Minicabs drivers will have to pay the congestion charge from next April under plans published today by Transport for London.
Subject to a public consultation, the change would impact around 18,000 vehicles each day, potentially boosting TfL’s finances at a time when the organisation is failing to meet its fares targets.
TfL is legally barred from limiting the number of minicabs it licenses but with numbers entering central London soaring from an expected 4,000 a day to more than 18,000, it says ending the exemption would allow it to tackle air pollution and congestion.
The agency claims removing the exemption could reduce the number of individual minicabs entering the charging zone by up to 45 per cent.
Vehicles which are wheelchair accessible would continue to be exempt.
In addition to the changes for minicabs, TfL plans to replace the Ultra Low Emission Discount with a new Cleaner Vehicle Discount which would initially apply to zero-emission capable vehicles, and from 2021 only to pure electric vehicles.
Alex Williams, TfL’s Director of City Planning, said: “If we are to clean up the capital’s toxic air and tackle congestion in central London, we need to have the appropriate incentives as well as the right interventions.
“The Congestion Charge has had a real impact on improving London’s roads for all since it launched fifteen years ago.
“However, over that time the availability and standard of low-emission vehicles has greatly advanced and the number of private hire vehicles entering the zone during charging hours has rocketed.

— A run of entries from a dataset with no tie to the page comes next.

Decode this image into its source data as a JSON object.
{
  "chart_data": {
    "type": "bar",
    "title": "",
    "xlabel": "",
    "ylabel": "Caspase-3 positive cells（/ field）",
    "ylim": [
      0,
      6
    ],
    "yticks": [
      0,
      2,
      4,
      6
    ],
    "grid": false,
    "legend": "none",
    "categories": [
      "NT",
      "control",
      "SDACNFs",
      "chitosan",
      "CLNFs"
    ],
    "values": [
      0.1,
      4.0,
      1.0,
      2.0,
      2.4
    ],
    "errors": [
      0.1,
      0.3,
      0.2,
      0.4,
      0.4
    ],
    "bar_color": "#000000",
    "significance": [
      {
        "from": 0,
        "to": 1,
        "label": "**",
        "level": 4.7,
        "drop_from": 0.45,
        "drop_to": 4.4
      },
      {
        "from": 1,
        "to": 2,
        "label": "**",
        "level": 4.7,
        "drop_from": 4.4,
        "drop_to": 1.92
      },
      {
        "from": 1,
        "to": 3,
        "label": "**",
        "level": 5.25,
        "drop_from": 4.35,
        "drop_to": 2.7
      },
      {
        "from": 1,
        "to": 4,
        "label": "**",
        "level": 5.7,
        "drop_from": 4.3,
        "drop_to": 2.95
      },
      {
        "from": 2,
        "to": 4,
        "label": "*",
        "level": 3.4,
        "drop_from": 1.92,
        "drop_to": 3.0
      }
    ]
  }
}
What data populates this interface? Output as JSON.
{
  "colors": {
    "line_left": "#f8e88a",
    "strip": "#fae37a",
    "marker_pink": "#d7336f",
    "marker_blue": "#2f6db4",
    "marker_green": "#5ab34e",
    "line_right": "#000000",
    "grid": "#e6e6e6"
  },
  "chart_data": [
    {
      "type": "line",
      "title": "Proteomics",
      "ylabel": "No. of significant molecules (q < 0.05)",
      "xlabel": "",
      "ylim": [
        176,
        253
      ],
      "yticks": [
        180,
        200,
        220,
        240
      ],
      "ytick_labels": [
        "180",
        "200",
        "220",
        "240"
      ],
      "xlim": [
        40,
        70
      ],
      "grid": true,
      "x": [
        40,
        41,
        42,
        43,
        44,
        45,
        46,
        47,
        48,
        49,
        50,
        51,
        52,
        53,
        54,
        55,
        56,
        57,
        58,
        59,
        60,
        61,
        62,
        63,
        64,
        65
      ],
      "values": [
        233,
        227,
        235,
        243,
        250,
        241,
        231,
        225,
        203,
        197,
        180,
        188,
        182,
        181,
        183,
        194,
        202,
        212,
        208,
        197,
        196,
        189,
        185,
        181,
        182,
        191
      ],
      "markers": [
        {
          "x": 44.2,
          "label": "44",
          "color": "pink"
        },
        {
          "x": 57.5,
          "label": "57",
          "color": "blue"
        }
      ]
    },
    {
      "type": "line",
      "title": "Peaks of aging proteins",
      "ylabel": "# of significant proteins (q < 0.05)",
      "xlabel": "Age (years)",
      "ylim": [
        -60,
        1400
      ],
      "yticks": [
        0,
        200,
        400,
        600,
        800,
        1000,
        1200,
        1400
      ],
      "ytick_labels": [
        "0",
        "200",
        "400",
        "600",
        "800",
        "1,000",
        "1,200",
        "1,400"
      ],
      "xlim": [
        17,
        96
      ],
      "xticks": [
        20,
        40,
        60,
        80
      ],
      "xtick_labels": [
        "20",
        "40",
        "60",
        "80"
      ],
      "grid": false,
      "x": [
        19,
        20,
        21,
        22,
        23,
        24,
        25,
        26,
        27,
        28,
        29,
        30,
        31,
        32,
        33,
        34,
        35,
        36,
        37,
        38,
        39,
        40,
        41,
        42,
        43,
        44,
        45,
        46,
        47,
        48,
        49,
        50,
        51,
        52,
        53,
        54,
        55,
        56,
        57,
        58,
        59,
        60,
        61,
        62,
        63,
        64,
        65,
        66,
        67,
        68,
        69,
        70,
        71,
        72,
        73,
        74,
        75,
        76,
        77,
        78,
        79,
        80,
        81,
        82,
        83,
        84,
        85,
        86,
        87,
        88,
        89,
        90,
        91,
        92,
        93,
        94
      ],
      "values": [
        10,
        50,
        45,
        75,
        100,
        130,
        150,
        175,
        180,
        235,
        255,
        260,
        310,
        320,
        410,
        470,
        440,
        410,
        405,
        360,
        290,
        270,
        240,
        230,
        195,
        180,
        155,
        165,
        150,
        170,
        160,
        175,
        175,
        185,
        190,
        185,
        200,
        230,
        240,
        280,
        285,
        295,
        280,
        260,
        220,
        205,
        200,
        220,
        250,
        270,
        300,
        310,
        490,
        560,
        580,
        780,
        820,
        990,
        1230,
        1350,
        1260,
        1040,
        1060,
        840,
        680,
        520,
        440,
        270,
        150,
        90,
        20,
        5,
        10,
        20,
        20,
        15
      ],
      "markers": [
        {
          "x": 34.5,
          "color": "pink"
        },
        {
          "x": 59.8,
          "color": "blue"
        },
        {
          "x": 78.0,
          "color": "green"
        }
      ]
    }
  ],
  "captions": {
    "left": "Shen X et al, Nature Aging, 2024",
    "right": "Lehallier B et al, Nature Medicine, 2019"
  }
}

“It is only right that we keep the discounts and exemptions for the scheme under review to make sure it continues to be effective.”
In February the long-rumoured axing of the minicab exemption was criticised by Andy Boland, Chief Executive Officer at Addison Lee, who said it would provide a competitive advantage both to the black cab trade, which will remain exempt, and those mini cab operators backed by investors “who have subsidised fares”, while forcing others to either scale back investment or pass the cost on to drivers, “significantly” reducing their earnings.